Zur Förderung von DNSSEC veranstalteten am 30. Juni 2015 das BSI, die Registrierungsstelle für Domains mit der deutschen Länderendung .de (DENIC), und der IT-Nachrichtendienst Heise Online einen DNSSEC-Day.

Das BSI hat zwischenzeitlich den Entwurf einer Technischen Richtlinie "Sicherer E-Mail-Transport" veröffentlicht, in der neben vertrauenswürdigen TLS-Zertifikaten für den Mail-Transport sowie "sicherer Kryptografie" auch DNSSEC und DANE/TLSA vorgeschrieben werden. Es ist davon auszugehen, dass dies bei einer zukünftig möglichen Zertifizierung dann auch gefordert wird.

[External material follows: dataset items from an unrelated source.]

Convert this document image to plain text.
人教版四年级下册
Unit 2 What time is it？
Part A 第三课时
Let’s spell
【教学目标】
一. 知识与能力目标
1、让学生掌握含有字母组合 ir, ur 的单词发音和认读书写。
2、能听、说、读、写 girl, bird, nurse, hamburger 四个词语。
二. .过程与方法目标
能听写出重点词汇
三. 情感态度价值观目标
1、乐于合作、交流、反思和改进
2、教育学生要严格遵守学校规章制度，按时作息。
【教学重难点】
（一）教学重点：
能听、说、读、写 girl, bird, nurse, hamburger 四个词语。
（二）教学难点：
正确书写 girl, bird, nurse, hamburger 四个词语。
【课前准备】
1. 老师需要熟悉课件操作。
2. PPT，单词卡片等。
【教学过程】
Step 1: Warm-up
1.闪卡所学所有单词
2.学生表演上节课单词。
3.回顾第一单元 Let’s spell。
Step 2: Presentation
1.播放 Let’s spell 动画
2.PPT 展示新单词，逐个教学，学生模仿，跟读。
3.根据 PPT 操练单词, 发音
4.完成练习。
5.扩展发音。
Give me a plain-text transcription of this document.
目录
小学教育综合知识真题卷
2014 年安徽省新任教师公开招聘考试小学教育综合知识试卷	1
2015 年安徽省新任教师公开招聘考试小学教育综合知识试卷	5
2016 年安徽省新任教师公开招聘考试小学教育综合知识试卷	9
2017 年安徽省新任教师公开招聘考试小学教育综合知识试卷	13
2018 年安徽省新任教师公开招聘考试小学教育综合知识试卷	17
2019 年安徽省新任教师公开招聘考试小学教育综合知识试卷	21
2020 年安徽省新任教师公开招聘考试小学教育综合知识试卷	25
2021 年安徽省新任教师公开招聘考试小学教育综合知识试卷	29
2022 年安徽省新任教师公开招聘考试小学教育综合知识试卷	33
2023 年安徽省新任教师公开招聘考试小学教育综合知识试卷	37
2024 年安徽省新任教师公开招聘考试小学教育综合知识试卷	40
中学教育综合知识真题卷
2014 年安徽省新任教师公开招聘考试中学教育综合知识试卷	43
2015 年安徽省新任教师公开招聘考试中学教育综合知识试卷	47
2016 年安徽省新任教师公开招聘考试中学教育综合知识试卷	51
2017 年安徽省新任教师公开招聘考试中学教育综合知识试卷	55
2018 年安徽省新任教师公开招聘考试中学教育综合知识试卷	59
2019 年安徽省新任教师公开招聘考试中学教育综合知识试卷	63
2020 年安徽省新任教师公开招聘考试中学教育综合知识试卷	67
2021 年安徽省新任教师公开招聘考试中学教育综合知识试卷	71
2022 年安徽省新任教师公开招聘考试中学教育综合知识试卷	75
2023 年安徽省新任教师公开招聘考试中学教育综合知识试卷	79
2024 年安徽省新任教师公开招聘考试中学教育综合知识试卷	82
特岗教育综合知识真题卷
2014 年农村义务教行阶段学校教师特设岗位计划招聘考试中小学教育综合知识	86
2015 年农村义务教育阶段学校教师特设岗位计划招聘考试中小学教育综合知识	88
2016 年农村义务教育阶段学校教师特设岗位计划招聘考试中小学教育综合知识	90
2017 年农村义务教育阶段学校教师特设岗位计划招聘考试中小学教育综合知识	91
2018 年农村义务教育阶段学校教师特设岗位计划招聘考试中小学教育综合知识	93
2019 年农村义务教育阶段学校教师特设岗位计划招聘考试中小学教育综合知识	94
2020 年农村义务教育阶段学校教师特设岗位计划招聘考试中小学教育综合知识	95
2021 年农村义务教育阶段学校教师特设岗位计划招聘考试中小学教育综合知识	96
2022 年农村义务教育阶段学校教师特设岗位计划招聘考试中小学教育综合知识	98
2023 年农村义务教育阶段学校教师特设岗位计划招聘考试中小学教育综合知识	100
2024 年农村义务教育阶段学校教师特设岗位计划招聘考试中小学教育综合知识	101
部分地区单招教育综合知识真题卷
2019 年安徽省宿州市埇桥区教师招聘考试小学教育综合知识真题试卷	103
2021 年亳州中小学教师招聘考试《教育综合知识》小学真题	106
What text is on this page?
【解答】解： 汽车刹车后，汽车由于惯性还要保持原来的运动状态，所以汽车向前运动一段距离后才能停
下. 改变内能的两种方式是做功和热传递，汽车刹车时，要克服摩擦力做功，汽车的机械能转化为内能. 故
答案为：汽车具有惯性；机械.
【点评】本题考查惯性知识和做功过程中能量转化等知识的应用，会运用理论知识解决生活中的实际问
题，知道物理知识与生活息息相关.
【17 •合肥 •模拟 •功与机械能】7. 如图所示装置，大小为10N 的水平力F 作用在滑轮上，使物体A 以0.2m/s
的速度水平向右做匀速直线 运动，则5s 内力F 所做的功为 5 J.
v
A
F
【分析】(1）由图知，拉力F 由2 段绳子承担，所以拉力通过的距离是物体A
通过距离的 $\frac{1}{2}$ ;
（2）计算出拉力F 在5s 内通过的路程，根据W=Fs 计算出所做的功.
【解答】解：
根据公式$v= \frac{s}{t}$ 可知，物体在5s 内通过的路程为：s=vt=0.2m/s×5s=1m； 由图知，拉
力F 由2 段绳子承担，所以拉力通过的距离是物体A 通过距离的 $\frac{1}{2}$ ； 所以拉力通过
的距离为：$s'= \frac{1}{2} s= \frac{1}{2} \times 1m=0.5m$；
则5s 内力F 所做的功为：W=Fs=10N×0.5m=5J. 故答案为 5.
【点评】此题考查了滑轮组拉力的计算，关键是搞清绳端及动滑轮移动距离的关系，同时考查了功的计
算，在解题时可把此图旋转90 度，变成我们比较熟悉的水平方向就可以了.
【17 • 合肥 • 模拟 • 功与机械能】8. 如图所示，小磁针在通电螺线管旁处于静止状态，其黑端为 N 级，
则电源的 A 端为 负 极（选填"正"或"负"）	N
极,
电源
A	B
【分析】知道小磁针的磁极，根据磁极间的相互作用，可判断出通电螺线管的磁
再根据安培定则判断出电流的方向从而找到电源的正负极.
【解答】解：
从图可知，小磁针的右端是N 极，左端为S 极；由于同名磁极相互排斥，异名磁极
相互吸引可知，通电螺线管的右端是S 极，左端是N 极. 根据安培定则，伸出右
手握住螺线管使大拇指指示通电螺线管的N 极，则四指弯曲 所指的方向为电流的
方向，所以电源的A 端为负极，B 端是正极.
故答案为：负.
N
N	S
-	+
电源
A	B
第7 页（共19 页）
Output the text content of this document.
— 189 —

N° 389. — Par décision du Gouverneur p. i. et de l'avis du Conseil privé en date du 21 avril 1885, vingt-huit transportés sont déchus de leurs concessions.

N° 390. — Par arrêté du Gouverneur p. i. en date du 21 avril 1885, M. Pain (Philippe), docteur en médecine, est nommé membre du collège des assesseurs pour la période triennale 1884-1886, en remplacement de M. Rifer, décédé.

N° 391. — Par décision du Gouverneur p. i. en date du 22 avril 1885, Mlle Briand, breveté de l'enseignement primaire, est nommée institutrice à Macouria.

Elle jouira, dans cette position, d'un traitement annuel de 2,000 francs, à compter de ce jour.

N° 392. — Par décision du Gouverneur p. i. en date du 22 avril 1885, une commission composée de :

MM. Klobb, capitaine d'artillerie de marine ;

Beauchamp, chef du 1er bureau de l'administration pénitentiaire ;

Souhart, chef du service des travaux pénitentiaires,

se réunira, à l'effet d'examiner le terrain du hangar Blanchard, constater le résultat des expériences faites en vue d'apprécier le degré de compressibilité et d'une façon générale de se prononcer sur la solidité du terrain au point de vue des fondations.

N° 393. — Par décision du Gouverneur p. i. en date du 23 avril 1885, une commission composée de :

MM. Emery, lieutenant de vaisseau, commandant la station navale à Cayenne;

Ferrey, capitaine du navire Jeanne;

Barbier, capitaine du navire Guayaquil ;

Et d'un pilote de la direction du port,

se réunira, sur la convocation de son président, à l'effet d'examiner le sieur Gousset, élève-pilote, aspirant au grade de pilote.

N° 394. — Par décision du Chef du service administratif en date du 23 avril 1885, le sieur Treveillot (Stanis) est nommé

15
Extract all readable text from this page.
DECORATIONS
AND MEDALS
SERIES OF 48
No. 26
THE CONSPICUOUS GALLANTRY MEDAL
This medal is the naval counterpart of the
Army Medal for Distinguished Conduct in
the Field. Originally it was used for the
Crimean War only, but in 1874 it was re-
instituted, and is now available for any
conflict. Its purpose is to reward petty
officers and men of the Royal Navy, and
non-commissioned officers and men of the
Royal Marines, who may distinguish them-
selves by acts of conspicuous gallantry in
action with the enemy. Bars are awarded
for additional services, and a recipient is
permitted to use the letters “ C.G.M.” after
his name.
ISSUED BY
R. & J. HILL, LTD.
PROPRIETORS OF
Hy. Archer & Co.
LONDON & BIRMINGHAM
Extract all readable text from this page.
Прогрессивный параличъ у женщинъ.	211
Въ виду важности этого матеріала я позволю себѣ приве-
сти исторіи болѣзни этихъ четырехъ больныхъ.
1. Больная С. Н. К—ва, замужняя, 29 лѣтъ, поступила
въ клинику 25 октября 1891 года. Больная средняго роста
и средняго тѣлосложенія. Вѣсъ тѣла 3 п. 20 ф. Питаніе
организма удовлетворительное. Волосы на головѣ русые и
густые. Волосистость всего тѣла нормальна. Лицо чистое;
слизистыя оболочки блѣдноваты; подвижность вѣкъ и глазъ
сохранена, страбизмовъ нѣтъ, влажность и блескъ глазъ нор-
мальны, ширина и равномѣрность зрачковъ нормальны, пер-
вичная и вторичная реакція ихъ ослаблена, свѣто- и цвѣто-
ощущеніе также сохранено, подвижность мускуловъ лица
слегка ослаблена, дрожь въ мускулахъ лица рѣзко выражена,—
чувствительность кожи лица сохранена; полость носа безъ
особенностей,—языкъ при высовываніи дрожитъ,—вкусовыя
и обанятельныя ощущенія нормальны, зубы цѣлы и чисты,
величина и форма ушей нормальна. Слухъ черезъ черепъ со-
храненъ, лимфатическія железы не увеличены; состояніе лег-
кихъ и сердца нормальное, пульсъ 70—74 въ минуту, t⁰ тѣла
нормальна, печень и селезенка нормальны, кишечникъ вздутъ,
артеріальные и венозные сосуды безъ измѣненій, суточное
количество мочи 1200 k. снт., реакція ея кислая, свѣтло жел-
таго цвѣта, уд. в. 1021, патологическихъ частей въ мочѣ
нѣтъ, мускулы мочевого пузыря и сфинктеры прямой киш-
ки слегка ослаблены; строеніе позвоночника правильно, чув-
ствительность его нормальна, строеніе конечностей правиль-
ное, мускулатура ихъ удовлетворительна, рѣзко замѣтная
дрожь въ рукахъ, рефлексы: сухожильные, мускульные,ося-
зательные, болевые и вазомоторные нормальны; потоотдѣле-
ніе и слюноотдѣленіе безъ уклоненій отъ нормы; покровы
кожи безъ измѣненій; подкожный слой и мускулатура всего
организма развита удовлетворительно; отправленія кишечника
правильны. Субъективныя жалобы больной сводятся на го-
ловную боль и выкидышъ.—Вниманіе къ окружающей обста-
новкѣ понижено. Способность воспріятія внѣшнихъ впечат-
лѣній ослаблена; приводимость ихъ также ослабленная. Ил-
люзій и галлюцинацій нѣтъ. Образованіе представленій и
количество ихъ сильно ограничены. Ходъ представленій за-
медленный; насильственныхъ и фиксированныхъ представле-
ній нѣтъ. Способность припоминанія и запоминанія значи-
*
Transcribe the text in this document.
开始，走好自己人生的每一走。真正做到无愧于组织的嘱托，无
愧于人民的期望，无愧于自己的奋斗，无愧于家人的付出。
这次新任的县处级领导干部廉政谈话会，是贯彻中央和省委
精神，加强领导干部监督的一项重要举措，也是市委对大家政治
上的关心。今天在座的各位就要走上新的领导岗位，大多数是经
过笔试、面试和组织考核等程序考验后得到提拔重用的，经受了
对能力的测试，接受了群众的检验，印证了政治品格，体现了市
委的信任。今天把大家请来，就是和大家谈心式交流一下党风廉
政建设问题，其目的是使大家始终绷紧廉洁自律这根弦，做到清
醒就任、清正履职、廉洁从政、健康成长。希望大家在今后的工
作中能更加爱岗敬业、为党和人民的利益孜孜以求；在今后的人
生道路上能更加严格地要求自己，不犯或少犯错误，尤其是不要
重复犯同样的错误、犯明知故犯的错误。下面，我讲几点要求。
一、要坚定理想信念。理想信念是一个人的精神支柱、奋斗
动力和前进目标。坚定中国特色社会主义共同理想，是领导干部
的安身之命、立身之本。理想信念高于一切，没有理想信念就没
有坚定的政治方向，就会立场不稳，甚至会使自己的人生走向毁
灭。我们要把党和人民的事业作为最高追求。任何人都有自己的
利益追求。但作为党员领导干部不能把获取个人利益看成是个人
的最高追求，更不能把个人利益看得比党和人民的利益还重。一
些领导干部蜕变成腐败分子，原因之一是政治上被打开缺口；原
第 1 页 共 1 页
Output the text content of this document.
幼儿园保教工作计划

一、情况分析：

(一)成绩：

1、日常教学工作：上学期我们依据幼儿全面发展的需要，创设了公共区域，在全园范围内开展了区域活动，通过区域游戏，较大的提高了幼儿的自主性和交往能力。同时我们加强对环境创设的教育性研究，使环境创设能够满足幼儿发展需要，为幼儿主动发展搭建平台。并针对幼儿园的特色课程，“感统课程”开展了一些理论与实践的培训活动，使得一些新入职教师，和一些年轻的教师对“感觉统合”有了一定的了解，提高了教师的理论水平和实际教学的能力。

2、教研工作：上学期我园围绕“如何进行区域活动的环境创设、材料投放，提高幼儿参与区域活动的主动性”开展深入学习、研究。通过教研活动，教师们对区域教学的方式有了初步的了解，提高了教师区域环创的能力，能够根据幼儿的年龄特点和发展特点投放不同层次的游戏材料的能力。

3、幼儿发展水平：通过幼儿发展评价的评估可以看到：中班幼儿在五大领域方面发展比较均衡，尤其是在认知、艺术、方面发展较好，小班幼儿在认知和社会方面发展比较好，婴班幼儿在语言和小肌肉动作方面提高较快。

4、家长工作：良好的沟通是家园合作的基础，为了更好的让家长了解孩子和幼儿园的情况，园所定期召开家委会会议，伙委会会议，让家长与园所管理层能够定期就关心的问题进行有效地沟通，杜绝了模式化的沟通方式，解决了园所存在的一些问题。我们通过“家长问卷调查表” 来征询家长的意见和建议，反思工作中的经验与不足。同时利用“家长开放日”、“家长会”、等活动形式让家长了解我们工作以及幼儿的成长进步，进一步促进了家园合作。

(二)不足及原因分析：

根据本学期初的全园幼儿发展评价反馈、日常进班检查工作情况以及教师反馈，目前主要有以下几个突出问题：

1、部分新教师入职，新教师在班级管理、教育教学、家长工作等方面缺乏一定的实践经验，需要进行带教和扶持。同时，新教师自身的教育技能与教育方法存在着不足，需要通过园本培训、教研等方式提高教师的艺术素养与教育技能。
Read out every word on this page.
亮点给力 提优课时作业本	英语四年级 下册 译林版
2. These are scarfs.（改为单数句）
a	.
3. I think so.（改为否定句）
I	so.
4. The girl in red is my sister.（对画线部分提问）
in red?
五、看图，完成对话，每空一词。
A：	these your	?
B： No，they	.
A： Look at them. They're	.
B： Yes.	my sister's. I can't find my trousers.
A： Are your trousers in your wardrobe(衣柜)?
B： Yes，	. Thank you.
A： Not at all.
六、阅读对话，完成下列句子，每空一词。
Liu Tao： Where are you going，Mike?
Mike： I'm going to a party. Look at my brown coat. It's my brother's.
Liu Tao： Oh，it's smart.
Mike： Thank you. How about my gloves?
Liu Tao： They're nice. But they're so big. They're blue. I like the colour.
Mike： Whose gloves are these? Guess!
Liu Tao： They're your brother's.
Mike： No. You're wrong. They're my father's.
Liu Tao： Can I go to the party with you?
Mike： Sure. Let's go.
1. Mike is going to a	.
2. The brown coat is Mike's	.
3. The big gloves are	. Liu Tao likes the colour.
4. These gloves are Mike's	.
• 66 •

Die ICANN hat allen neuen Top-Level-Domains DNSSEC vertraglich auferlegt. Auch drängt die ICANN auf Grund von aktuellen Sicherheitsvorfällen (insbesondere Domain-Entführungen als globale Abart des DNS-Spoofings) zur Umrüstung aller Domains auf DNSSEC.

Microsoft hat angekündigt, DNSSEC und das darauf aufsetzende DANE in Office 365 Exchange Online zu supporten.

Der deutsche gemeinnützige Verein deDNS hat ab Frühjahr 2020 den Betrieb seines Managed-DNS-Services aufgenommen und signiert von Nutzern eingetragene Domains mittels DNSSEC kostenlos. Darüber hinaus ist auch das gesicherte Hinterlegen von SSH-Schlüsseln sowie DANE/OPENPGPKEY möglich.

Allgemeines

Der DNS-Dienst stammt aus den Anfangszeiten des Internets und ist deshalb nicht verschlüsselt oder signiert. So können Web-Nutzer beispielsweise auf vorgetäuschte Internetseiten (z.B. auf Bankportale) gelenkt werden. DNSSEC nun signiert die Nameserver-Einträge digital, eine Fälschung dieser Daten kann damit verhindert werden (über Cache Poisoning, vergleichbar mit dem ARP Cache Poisoning im LAN). Zudem steigert DNSSEC das Vertrauen ins Internet, indem es Benutzer vor der Umleitung zu betrügerischen Websites oder unerwünschten Adressen schützt. So können Man-In-the-Middle-Angriffe minimiert werden, aber auch DNS-basierende DDoS-Attacken[1] oder der Adress-Diebstahl bei IaaS-Systemen[2].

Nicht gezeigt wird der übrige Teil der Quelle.